Fear of the plague

NO HUSTLE OR BUSTLE Even the main market area of Tharagupet, which is always choc-a-bloc with people and traffic, was deserted during the plague PHOTO: T.A. HAFEEZ

NO HUSTLE OR BUSTLE Even the main market area of Tharagupet, which is always choc-a-bloc with people and traffic, was deserted during the plague PHOTO: T.A. HAFEEZ  

The hitech urban sprawl Bangalore is today was the very place crippled by plague over a century ago

The plague of 1898-99 may be counted as one of the most disastrous in the history of the city from the point of general prosperity and its municipal administration. It taxed the resources of the municipality to the utmost and left scars on the city that took years to efface.

In September 1898, following the death of a few scavengers due to plague, the entire staff of scavengers struck work and fled to avoid segregation and other plague regulations. Demoralised by the turn of events, seven out of eight manure contractors also struck work. A number of shanbhogs and other municipal employees fled the city and collection of octroi, house tax, and other municipal revenues came to a grinding halt. Tharagupet, the chief grain market in South India, was practically deserted. Trade came to a standstill and the poor were on the verge of starvation partly on account of loss of jobs and partly due to high prices of essential commodities. The government was the chief agency that offered work for the poor and saved them from starvation.

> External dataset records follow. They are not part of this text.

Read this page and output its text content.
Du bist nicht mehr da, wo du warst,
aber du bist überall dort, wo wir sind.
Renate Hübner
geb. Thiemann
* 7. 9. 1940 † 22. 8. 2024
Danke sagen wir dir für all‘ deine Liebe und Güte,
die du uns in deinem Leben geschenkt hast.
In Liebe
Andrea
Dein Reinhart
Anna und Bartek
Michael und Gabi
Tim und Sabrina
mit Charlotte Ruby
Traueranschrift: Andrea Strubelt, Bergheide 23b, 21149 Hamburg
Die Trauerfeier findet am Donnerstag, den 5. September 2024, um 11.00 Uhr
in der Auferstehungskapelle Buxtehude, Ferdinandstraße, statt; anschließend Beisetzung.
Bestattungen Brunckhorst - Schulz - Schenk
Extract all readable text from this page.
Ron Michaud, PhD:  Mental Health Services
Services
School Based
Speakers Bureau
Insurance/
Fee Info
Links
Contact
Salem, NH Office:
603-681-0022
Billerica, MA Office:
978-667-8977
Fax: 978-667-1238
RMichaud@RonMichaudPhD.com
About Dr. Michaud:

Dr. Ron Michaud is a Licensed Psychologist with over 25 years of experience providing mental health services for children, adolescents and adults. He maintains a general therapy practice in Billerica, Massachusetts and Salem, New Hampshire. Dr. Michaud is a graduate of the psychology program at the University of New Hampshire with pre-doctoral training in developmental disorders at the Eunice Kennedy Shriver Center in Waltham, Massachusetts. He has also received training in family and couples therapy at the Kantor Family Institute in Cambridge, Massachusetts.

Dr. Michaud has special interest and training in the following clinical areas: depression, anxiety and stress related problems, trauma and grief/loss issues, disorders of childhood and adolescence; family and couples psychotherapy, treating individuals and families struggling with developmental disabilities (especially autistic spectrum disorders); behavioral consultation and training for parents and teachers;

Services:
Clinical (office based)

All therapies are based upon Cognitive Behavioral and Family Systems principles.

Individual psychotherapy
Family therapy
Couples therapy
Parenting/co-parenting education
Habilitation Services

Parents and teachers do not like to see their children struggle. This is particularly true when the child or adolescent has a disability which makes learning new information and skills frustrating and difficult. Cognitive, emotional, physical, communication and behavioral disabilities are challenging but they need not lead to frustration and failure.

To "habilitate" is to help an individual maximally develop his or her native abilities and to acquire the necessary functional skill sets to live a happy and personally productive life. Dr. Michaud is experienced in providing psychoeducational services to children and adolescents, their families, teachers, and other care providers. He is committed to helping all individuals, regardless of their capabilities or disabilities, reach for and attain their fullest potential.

The locality which suffered most from plague was the old Tharagupet and the area in and around Mamulpet. To relieve congestion in old Tharagupet, the new Tharagupet was formed as a business extension and merchants were persuaded to shift their operations there. Incidentally, the influential sections of the society did not come forward to help the Government in its efforts, choosing instead to leave the city at the first instance.

The full horror of the plague is recorded for posterity. Dead bodies with faces so disfigured as to make identification impossible and bundled up in mats and rugs were dumped in gutters and drains. People incapacitated by the disease were shut up in rooms and abandoned by fleeing families. If a plague victim died, not even his nearest relative would touch him. The Government had to undertake the removal of almost every corpse — whether thrown out or not.

The wife of a plague patient was forced by her landlord to remove her husband and leave him besides a public drain at least two furlongs from the house so as to save the household from segregation and disinfection. There were rumours that the Government was determined to cart off people to camps established round Bangalore to be poisoned. Many anti-social elements took advantage of this panic and in one instance three persons posing as plague officers collected about Rs. 40 from some weavers in the city for exemption from inoculation.

Worse still, there was this conspiracy theory that there was no plague at all and that the cases were cooked up by authorities who could be pressured to abandon the anti-plague measures by show of opposition.

As several unsanitary homes in the city had to be demolished to prevent the spread of the disease and as it was difficult to procure labourers to carry out the work, the City Municipality requisitioned the help of convicts from the Central Jail. The Government also ordered that the services of inoculated convicts be utilised to clean and disinfect abandoned houses which were likely to be inhabited once the families came back. The convicts also were asked to dig graves to bury plague victims.

In March 1903, the Municipal Council passed a resolution to grant a bonus of one month's pay to the families of municipal staff drawing salaries of Rs. 10 or less who died of from plague in the execution of their duty.